Today's sucked. My study schedule for today wasn't a lot and it's a whole lot easier than what I have to do over the next two days. Instead of complying with my simple expectations for the day today's dragged on its feet and been annoying in so many ways. Am I too old to blame an unproductive day on a lousy mood? Can we allow this please for at least a couple more years? Am I also too old to settle for the simple pleasures of escaping Suckfest May '10 through old Gossip Girl episodes and two packs of Sour Punk? I think my teeth hurt now. What I really need is to find a saintly benefactor with a decent internet connection who's willing to download entire seasons of all the incredibly inane TV shows that I watch and bequeath them to me, since I'm too chicken to let my brother know that's what's consuming our bandwidth. So that I don't have to waste another minute of my very precious life on waiting for buffering.

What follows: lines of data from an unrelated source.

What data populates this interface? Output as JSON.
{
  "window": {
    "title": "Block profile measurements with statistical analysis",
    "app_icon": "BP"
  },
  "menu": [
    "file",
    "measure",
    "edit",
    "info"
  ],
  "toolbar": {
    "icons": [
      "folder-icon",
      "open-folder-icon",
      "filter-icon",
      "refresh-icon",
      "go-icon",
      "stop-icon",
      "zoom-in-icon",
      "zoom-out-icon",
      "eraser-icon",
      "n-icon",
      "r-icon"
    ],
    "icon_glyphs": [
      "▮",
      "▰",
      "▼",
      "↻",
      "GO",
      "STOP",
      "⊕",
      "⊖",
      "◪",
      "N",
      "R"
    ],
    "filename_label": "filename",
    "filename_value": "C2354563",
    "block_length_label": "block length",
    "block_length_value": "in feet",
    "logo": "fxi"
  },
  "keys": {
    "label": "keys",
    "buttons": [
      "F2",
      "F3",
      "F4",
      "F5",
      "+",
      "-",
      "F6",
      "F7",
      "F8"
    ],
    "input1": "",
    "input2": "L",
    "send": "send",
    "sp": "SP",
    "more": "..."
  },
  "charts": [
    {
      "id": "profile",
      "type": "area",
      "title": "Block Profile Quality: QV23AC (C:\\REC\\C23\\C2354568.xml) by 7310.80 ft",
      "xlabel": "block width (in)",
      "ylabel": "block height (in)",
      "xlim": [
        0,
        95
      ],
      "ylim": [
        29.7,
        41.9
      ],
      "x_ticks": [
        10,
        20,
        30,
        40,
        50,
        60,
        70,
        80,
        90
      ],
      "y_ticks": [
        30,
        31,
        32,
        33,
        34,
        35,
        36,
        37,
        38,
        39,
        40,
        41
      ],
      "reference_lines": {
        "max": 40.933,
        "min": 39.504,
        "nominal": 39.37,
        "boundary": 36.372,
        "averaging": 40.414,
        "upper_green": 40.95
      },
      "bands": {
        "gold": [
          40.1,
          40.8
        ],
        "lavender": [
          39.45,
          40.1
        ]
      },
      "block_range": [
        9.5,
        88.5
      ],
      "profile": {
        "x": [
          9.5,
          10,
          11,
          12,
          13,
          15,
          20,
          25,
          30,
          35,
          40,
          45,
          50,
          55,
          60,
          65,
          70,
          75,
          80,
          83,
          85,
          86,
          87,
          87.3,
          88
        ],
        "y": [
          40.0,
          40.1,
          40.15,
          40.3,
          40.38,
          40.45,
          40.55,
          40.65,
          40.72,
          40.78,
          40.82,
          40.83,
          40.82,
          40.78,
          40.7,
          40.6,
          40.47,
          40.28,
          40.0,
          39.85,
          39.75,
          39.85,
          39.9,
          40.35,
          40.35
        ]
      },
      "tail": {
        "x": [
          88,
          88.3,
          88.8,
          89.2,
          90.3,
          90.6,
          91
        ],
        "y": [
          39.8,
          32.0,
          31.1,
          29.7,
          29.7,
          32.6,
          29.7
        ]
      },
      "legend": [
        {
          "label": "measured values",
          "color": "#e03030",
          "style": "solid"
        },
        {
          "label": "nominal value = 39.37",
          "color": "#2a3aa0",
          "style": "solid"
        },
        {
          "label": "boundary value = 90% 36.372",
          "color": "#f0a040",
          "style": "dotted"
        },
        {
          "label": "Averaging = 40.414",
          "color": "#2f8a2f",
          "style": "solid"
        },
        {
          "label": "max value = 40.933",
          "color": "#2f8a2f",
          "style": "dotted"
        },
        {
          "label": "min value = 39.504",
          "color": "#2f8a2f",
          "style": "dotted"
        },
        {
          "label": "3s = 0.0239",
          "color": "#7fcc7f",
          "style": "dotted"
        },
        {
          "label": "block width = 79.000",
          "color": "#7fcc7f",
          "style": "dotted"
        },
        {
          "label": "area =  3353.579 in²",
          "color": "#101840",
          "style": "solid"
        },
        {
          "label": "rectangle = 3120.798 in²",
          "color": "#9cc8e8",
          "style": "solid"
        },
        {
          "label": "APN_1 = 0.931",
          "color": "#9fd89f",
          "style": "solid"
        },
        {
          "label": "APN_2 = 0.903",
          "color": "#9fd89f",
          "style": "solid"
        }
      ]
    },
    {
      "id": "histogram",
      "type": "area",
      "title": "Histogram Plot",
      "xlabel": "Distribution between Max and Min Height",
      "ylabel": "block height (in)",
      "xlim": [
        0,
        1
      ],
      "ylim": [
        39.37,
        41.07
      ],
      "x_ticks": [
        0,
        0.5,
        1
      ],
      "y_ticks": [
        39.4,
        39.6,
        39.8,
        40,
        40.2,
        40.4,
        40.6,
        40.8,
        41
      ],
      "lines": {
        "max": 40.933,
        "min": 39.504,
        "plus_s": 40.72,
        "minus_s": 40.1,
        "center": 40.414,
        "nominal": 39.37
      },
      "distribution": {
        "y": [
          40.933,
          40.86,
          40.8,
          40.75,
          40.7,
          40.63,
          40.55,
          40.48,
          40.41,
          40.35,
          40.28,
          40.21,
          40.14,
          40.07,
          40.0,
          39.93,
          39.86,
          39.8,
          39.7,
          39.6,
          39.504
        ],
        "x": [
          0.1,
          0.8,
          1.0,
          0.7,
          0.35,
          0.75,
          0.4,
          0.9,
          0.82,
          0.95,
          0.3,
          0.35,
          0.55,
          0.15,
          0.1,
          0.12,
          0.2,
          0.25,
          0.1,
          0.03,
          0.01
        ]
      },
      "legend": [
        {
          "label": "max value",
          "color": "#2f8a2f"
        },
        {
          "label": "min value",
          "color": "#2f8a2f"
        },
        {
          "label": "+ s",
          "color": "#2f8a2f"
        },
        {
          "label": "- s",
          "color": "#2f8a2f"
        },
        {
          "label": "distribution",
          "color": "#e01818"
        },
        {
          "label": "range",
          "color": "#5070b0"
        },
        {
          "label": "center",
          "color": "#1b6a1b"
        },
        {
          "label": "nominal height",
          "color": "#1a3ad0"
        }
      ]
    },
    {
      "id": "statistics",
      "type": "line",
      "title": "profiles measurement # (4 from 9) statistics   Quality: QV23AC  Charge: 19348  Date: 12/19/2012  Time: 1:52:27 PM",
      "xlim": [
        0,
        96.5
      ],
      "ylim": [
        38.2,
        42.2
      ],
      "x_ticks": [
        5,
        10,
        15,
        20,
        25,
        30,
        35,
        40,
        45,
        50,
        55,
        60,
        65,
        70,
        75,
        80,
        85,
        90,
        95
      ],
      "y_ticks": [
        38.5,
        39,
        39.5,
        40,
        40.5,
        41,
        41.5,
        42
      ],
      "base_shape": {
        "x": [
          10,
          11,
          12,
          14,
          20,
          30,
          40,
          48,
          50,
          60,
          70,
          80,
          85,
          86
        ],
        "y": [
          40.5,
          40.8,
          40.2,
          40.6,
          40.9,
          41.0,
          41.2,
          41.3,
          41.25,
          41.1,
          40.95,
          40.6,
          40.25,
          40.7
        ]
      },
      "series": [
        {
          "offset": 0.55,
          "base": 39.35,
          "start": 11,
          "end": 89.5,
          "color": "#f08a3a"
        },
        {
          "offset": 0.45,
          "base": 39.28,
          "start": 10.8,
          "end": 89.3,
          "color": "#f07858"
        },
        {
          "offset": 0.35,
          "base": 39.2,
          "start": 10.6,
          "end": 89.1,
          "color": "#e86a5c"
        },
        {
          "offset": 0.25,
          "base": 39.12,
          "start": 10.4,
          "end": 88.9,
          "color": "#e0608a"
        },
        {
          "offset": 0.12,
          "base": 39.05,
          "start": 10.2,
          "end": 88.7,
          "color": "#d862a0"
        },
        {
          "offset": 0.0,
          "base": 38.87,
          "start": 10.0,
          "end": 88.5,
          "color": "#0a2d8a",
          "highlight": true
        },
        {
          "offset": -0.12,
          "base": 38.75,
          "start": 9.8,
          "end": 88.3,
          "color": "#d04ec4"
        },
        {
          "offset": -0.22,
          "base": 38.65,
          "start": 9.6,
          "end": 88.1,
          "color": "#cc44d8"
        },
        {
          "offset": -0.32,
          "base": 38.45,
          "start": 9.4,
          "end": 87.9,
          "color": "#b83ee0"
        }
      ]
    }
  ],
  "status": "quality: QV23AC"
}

It's 4 AM, internet, and I have to be up earlyish. I have so much to think about that I don't know where to start. My original plan of not thinking about any of it till my exams finish was a good plan. Fuck, it was a great plan! I was giving myself the option of chilling out and living a simple life for a bit longer. I don't seem to do simple very well, internet. And I don't think I've had to make a decision of this magnitude since the time I chose studying Economics over English. Which, by the way, was a very sound decision. Now I'm dealing with something that I thought I had already made up my mind on, but everyday I seem to find further reasons not to make this move. Which makes me sad because I thought I was braver and more open than this.
Tchah. All I wanted to do today was get my stupid chapter on 'Dealing with risk and uncertainty' done. Kaha se kaha aa gaye internet?
From The Chai Years on my blog roll:
"Man am I going to hell.
Also, online he was, twice, and I didn't say hi and what's more, Didn't Even Feel Like.